We have shea butter around for the wintertime air. It's pretty great, yes.
posted by Miko 06 June | 07:49
Check out her other videos.
posted by Miko 06 June | 08:05
The "you are hiding something" trope works better as a sight gag, so the joke might have worked if she was super-gorgeous with remarkably perfect skin. Her vanity then is what would be funny.
posted by Ardiril 06 June | 08:43
We have shea butter around for the wintertime air.

There are guys who hawk this stuff on the streets of New York. The first time I heard one, I thought he was saying "Shaved Butter" and pictured a stick of Land O' Lakes with a beard.
posted by jonmc 06 June | 09:12
Dear historically marginalized people: why are products useful to your demographic so marginalized in retail spaces and general discussions of personal care?

Yeah, that's pretty off-note. When I started getting interested in natural body products, I found tons of discussion of cocoa butter and oils and shea butter online, just not in places with a presumed-white-majority target audience.

I can testify that cocoa butter makes a fantastic moisturizer. I have a little tub of cocoa butter that I bought inattentively; I was intending to buy coconut oil but, I dunno, got distracted by a sparkly thing, and picked up the wrong thing. It's great for all the rough bits: elbows and heels and cracking archaeologist hands. It does, however, smell powerfully of chocolate, which is a bit weird when it's coming from your feet. (I have also used it on my hair and it made a good deep conditioner, but it was much harder to wash out than olive oil.)
posted by Elsa 06 June | 11:16
I found tons of discussion of cocoa butter and oils and shea butter online, just not in places with a presumed-white-majority target audience.

Yes, this is true and interesting. And even in stores, you often have to go to a beauty supply or black hair care place in order to find the stuff. You don't read about it in a lot of magazines - maybe because no megacorporation with expensive global branding and advertising is really owning that corner of the market.
posted by Miko 06 June | 11:53
another thing people talk about related to this is Black Soap; i gotta figure out what that is and if I can find it..

(another personal care thing I read about while on 'urban' forums: washcloths for rubbing the soap on your body. seems kinda strange to me but some of the posters are like.. they find it impossible to just rub the soap on their skin it takes too long etc. so it's just interesting people grow up with certain ways of grooming and if you don't mingle a lot things that are kinda personal like that just stay invisible to you. It also seems that starting off from washcloths makes you more receptive to rocking with sponges, poofs, loofahs and more exfoliating type artifacts)
posted by Firas 06 June | 12:05
Well, I don't like to rub soap directly on my skin.

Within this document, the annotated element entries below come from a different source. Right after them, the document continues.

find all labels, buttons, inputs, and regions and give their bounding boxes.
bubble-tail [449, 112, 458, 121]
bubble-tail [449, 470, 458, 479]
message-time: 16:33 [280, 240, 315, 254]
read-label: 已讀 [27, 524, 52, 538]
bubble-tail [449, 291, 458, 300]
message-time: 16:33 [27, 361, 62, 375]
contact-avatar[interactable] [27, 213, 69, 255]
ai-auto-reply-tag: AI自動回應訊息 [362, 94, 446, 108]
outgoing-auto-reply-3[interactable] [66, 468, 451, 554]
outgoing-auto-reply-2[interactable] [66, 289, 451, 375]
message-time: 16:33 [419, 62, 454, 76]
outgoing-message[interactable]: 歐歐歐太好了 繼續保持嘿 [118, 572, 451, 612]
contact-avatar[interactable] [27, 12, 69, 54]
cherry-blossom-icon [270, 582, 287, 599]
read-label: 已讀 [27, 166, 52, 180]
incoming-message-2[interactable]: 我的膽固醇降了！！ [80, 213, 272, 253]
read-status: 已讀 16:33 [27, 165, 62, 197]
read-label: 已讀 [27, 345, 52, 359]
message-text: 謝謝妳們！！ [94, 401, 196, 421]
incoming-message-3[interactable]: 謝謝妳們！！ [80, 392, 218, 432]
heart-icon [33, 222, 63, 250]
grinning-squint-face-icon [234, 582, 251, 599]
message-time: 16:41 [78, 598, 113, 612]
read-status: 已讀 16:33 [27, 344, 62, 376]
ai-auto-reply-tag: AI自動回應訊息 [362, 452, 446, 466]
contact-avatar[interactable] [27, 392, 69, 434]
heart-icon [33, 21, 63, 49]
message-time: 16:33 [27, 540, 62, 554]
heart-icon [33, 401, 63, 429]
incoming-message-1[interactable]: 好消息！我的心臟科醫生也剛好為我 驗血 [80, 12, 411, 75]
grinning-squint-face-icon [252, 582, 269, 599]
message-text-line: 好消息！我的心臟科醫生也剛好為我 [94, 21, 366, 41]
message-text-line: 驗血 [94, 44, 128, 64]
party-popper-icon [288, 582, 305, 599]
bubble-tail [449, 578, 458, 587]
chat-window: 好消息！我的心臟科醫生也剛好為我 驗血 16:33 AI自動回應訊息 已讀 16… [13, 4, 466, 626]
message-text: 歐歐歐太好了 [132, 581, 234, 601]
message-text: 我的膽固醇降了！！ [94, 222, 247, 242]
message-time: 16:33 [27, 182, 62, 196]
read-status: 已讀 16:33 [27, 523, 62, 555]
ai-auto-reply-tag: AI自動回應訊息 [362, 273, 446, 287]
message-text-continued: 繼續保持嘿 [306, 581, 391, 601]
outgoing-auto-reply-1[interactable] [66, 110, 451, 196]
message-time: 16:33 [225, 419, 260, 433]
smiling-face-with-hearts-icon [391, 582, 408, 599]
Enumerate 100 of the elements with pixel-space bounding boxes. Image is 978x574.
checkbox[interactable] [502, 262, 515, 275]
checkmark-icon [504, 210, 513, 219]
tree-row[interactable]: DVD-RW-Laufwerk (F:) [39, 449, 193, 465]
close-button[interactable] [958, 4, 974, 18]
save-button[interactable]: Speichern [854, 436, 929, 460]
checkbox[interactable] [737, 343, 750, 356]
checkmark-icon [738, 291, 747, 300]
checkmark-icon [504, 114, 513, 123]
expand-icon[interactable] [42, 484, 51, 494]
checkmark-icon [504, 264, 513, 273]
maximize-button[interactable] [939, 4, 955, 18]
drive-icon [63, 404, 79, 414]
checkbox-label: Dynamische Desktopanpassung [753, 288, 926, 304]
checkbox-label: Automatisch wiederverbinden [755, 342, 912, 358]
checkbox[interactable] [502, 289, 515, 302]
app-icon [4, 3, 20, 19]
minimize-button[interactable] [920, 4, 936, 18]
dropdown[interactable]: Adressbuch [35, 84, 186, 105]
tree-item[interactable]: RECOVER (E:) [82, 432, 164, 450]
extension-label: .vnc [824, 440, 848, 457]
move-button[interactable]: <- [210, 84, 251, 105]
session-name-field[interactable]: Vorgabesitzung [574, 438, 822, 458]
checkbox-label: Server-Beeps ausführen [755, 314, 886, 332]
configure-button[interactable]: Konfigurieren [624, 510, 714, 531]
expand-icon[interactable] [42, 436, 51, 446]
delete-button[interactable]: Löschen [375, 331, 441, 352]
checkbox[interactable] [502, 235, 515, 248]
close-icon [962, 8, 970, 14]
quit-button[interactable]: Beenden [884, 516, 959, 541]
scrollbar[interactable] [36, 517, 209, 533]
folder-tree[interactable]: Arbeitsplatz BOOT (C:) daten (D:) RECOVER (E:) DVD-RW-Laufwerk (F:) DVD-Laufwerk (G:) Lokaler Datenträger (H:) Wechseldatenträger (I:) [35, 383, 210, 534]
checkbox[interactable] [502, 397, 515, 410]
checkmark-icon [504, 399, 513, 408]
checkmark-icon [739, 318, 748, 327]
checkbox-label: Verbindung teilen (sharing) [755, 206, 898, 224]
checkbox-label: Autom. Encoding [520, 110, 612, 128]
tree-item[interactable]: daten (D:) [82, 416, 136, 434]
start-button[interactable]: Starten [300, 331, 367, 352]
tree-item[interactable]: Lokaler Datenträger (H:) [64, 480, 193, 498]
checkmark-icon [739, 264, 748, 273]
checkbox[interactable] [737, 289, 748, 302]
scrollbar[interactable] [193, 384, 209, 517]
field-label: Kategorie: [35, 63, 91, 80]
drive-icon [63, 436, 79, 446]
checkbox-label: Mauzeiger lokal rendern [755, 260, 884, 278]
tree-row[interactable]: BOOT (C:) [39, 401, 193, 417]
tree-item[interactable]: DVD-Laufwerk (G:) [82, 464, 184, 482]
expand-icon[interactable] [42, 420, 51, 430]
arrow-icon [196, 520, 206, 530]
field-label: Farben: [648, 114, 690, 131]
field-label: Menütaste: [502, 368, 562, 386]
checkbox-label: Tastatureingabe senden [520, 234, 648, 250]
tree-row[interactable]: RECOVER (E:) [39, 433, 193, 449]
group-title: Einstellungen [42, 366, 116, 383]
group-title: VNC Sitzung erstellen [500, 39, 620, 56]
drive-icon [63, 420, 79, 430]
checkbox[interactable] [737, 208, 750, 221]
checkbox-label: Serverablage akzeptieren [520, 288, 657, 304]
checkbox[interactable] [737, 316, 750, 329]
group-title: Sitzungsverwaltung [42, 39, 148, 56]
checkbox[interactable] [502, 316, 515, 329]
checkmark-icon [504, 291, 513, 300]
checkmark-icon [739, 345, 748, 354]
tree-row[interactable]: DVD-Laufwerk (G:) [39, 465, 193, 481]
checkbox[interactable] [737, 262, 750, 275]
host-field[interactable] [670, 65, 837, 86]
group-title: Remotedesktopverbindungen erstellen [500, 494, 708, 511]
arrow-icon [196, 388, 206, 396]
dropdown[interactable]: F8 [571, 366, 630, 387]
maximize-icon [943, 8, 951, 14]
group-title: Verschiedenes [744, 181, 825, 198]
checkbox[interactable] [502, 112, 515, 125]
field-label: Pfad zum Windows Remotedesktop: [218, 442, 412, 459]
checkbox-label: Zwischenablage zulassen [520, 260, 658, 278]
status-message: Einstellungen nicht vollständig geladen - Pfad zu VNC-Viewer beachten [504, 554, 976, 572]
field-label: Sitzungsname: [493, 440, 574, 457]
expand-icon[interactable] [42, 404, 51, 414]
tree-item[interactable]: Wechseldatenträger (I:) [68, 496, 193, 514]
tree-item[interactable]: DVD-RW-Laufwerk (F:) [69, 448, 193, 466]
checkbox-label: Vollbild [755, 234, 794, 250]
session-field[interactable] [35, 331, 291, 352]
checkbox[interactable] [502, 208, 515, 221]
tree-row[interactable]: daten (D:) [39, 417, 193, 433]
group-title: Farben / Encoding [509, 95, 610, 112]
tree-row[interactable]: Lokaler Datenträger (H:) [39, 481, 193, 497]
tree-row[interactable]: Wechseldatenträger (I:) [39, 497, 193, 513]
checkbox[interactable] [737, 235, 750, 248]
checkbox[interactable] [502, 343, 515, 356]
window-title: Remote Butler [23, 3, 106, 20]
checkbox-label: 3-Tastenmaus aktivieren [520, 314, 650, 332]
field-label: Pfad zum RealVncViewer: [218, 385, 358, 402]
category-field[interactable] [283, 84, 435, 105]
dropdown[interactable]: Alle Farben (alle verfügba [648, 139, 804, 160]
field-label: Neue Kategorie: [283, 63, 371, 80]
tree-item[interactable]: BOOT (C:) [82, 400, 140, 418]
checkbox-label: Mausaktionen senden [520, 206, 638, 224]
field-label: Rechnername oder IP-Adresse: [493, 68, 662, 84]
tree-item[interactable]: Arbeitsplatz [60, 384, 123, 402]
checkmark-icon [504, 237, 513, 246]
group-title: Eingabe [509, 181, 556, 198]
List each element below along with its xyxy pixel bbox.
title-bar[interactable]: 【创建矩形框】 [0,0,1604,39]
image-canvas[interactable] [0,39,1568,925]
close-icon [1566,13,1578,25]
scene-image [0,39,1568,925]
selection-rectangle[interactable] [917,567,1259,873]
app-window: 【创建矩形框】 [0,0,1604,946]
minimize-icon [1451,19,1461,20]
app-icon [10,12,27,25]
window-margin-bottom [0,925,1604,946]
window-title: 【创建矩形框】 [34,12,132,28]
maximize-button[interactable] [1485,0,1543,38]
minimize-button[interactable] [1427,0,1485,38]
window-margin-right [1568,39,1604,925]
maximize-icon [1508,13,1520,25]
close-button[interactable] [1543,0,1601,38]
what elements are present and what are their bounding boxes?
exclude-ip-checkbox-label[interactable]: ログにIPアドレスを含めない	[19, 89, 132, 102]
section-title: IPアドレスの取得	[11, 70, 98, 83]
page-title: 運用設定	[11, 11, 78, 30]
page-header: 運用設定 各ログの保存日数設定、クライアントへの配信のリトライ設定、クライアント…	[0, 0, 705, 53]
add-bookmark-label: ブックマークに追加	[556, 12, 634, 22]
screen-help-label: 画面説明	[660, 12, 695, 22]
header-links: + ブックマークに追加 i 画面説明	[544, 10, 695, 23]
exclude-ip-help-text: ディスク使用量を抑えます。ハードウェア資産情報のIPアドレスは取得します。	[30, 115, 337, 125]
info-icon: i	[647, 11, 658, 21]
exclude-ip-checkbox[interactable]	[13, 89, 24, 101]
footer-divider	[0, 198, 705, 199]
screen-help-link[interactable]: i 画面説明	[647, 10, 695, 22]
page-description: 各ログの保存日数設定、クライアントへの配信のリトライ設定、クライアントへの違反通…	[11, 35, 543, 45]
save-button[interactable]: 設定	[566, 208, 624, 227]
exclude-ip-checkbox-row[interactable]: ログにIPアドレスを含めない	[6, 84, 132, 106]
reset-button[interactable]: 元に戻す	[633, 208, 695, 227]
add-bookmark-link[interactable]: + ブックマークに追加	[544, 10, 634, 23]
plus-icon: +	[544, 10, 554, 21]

I don't think I have any racial or ethnic associations with the use of a washcloth or scrubby. I'm white and I was taught to use a washcloth. It really scrubs better than your bare hands can scrub, and helps with exfoliation. Also you don't drop it like you do a soap bar.

These days I more often use those plastic scrubbies because they don't need to go into the washer, but I think washcloth use is just American, basically.
posted by Miko 06 June | 12:08
That reminds me of the (in)famous AskMe washcloth thread.
posted by matildaben 06 June | 12:20
Washcloths are like handkerchiefs. Great if you use them, not something you miss if you don't. I don't use them myself but I keep them around to offer to others.
posted by Hugh Janus 06 June | 12:58
Yeah, I think she's trying to be funny but it falls flat.

I've never used "the butters" although I see them in every store that carries bathing products (really, lady, no one is hiding them). I probably should try them out as my skin is very dry. But although I love to eat chocolate, I'd rather not smell like it.

Washcloths (how did I miss that thread?!): I was brought up with them (SoCal), but don't use them now. I use a scrubbie/scrubby/poof/pouf when my energy will handle it, but I usually just use my hands.

Scrubbie, scrubby, poof, pouf should be a kids bathing song.
posted by deborah 06 June | 15:48
Has this woman never set foot in The Body Shop?